Did the record label get to you? Did they insist you become more ‘accessible’ (read ‘repetitive’)? Did they point to Britney, Christina and Kylie, and demand that you add a funky backbeat? Perhaps they told you that your vocals were just as suited to throwaway pop; that being genuinely affecting isn’t necessary providing you have a nice hook or two? No doubt they pointed to the radio shows, the three-minute songs and the modern generations ‘short attention span’? Or, heaven forbid, Duffy, was this all your own doing?
What were you thinking when they handed you ‘Well Well Well’? Did you hear that sound back, clocking in somewhere between a pitch-altered chipmunk and a glaringly obvious and diabolically karaoke-esque reference to Dawn Penn’s ‘No No No’? Did you really think bringing in a slight hip-hop edge to a track or two was what your sound needed? And that bleepy backdrop on ‘Lovestruck’… admit it, you were thinking of the top end of the charts at the time, weren’t you? Did the title track or ‘Oh Boy’ not remind you of what this should have been?
We’re suspicious, Duffy. We’re suspicious that you knew exactly what you were doing.
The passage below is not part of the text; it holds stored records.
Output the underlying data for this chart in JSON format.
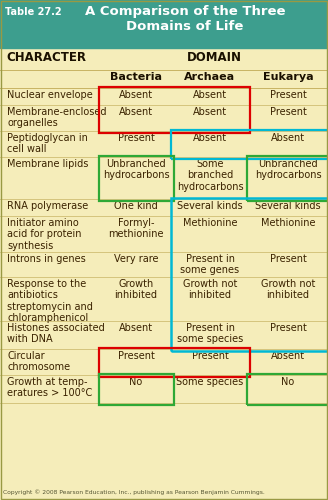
{
  "title_label": "Table 27.2",
  "title_text": "A Comparison of the Three\nDomains of Life",
  "header_bg": "#3d9e8e",
  "table_bg": "#f5edba",
  "text_color": "#3a2200",
  "bold_color": "#1a1000",
  "copyright": "Copyright © 2008 Pearson Education, Inc., publishing as Pearson Benjamin Cummings.",
  "rows": [
    {
      "character": "Nuclear envelope",
      "bacteria": "Absent",
      "archaea": "Absent",
      "eukarya": "Present"
    },
    {
      "character": "Membrane-enclosed\norganelles",
      "bacteria": "Absent",
      "archaea": "Absent",
      "eukarya": "Present"
    },
    {
      "character": "Peptidoglycan in\ncell wall",
      "bacteria": "Present",
      "archaea": "Absent",
      "eukarya": "Absent"
    },
    {
      "character": "Membrane lipids",
      "bacteria": "Unbranched\nhydrocarbons",
      "archaea": "Some\nbranched\nhydrocarbons",
      "eukarya": "Unbranched\nhydrocarbons"
    },
    {
      "character": "RNA polymerase",
      "bacteria": "One kind",
      "archaea": "Several kinds",
      "eukarya": "Several kinds"
    },
    {
      "character": "Initiator amino\nacid for protein\nsynthesis",
      "bacteria": "Formyl-\nmethionine",
      "archaea": "Methionine",
      "eukarya": "Methionine"
    },
    {
      "character": "Introns in genes",
      "bacteria": "Very rare",
      "archaea": "Present in\nsome genes",
      "eukarya": "Present"
    },
    {
      "character": "Response to the\nantibiotics\nstreptomycin and\nchloramphenicol",
      "bacteria": "Growth\ninhibited",
      "archaea": "Growth not\ninhibited",
      "eukarya": "Growth not\ninhibited"
    },
    {
      "character": "Histones associated\nwith DNA",
      "bacteria": "Absent",
      "archaea": "Present in\nsome species",
      "eukarya": "Present"
    },
    {
      "character": "Circular\nchromosome",
      "bacteria": "Present",
      "archaea": "Present",
      "eukarya": "Absent"
    },
    {
      "character": "Growth at temp-\neratures > 100°C",
      "bacteria": "No",
      "archaea": "Some species",
      "eukarya": "No"
    }
  ]
}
That you knew that hiding the soulful numbers amongst the album tracks and going all ‘pop diva’ on us would make you a bundle of cash. That following the path you trod on ‘Rockferry’ – or doing your own thing – wouldn’t demand the same attention. That you felt, second time round, you could no longer rely on your voice. There’s one thing we’re sure of, Duffy. Your voice is your greatest asset, and ‘Endlessly’ hides it under layers of middle of the road inanities. We weren’t expecting you to change the world, Duffy. We’d just hoped you wouldn’t become another clone. Thanks, though. Thank you for the good times, and enjoy your heaps of cash. We’ll try and avoid that inevitable mental picture: just another throwaway, middle of the road, cardboard-cutout pop star. What a waste.